Rates are higher today on both positive EU community news, and the added weight of $42 billion of US bond sales today. As the Greece crisis stretches out, the impact on other EU nations is beginning to be felt, and Germany’s Angela Merkel and others are understanding the need for a quick Greece resolution. They’ve pledged to have this done in three days — and the market is responding to this expectation. This quick resolution is in part due to the weakening of the financial picture for Spain, Ireland, Portugal and Italy, as this things goes further. As I said several days ago, the Euro either stands or falls on this current crisis.

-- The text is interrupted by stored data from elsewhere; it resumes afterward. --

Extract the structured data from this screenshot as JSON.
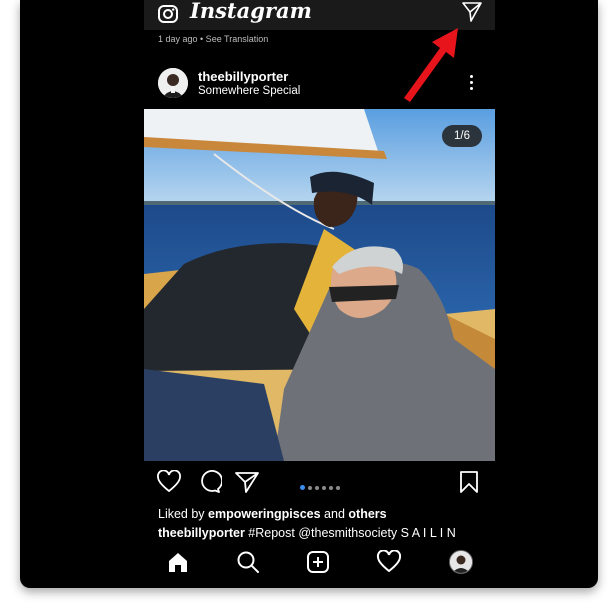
{
  "app": {
    "title": "Instagram"
  },
  "topbar": {
    "camera_icon": "camera-icon",
    "direct_icon": "paper-plane-icon"
  },
  "meta_line": "1 day ago • See Translation",
  "post": {
    "username": "theebillyporter",
    "location": "Somewhere Special",
    "counter": "1/6",
    "likes_prefix": "Liked by ",
    "likes_user": "empoweringpisces",
    "likes_and": " and ",
    "likes_others": "others",
    "caption_user": "theebillyporter",
    "caption_text": " #Repost @thesmithsociety S A I L I N",
    "carousel": {
      "count": 6,
      "active": 0
    }
  },
  "nav": {
    "items": [
      "home-icon",
      "search-icon",
      "add-post-icon",
      "activity-heart-icon",
      "profile-avatar"
    ]
  },
  "annotation": {
    "arrow_color": "#e8141c"
  }
}
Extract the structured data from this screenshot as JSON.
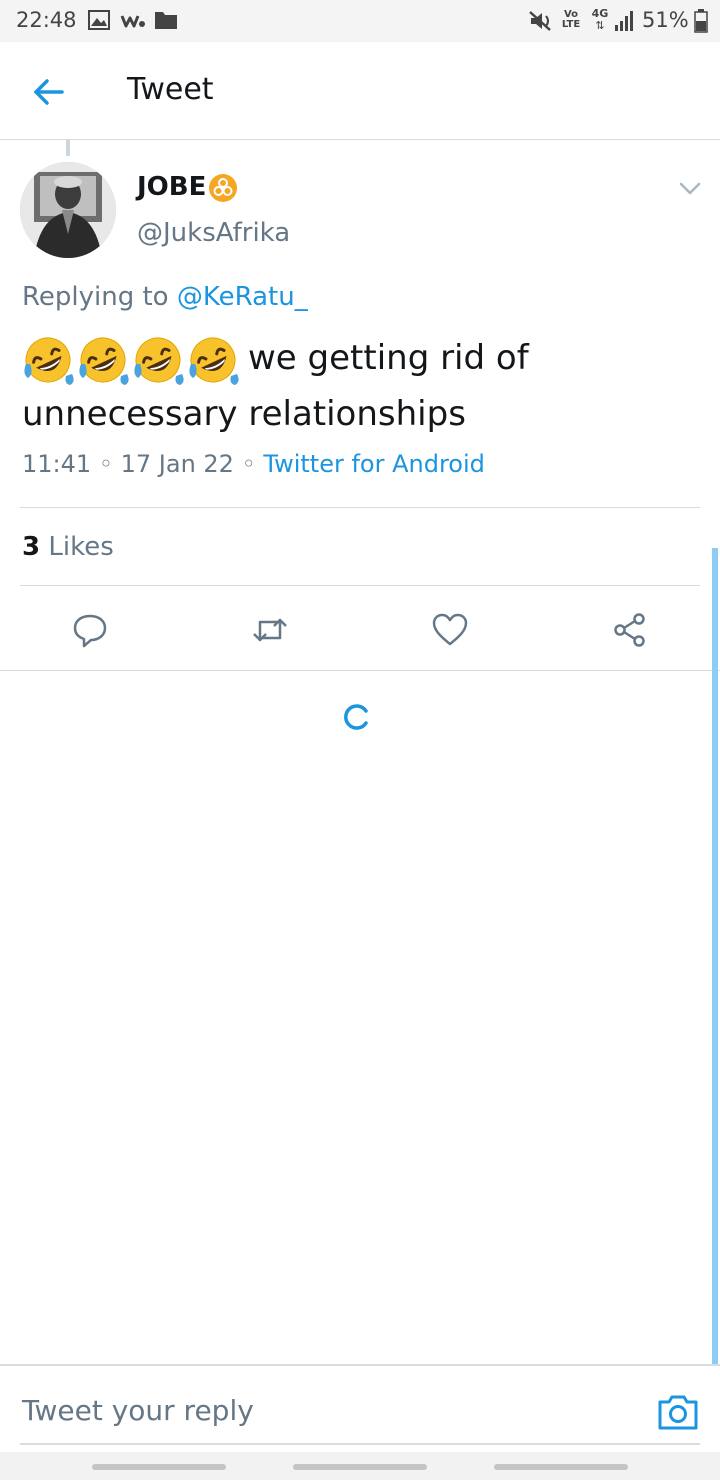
{
  "status_bar": {
    "time": "22:48",
    "battery_percent": "51%",
    "icons": [
      "image-icon",
      "walkman-icon",
      "folder-icon",
      "mute-icon",
      "volte-icon",
      "4g-icon",
      "signal-icon",
      "battery-icon"
    ],
    "volte_label": "Vo LTE",
    "network_label": "4G"
  },
  "header": {
    "title": "Tweet"
  },
  "tweet": {
    "display_name": "JOBE",
    "handle": "@JuksAfrika",
    "reply_prefix": "Replying to",
    "reply_to": "@KeRatu_",
    "emoji_count": 4,
    "text": "we getting rid of unnecessary relationships",
    "time": "11:41",
    "date": "17 Jan 22",
    "source": "Twitter for Android",
    "likes_count": "3",
    "likes_label": "Likes"
  },
  "composer": {
    "placeholder": "Tweet your reply"
  },
  "colors": {
    "accent": "#1b95e0",
    "muted": "#657786",
    "text": "#14171a",
    "divider": "#dcdcdc"
  }
}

Nonetheless, there are several within Germany’s political circle who are not highly in favor of German assistance — at least not without additional assurances from Greece that they have a 3-yr plan in place to reduce debt — and to repay Germany. These are all sovereign nations yet; and the prudent need to know that their own substance is protected.
So, with this “promise” the flight to security is diminished, and money is flowing out of bonds. Additionally, today’s $42 billion sale — for a weekly total of $129 billion — is being met with weaker demand. (And again, last year, we were selling on the order of $9 billion per week. So the numbers of these sales, in my opinion, are highly inflationary.)
On Federal Reserve news, although they today restated its intention to keep the benchmark interest rate near zero for an “extended period” and that the labor market is “beginning to improve”, there is still expectation within the bond market that the economy is improving (expecting some action on the Fed’s part soon) and is building in higher interest rates. The Libor today crested 1% today (1.015%) — the highest level since December 16. (Libor, by the way, is the rate-setter for Home Equities. If your clients are in HELOC, this is the time to finance them out of it.)
If the Greece situation is settled in the next day or so, look for upward pressure in interest rates.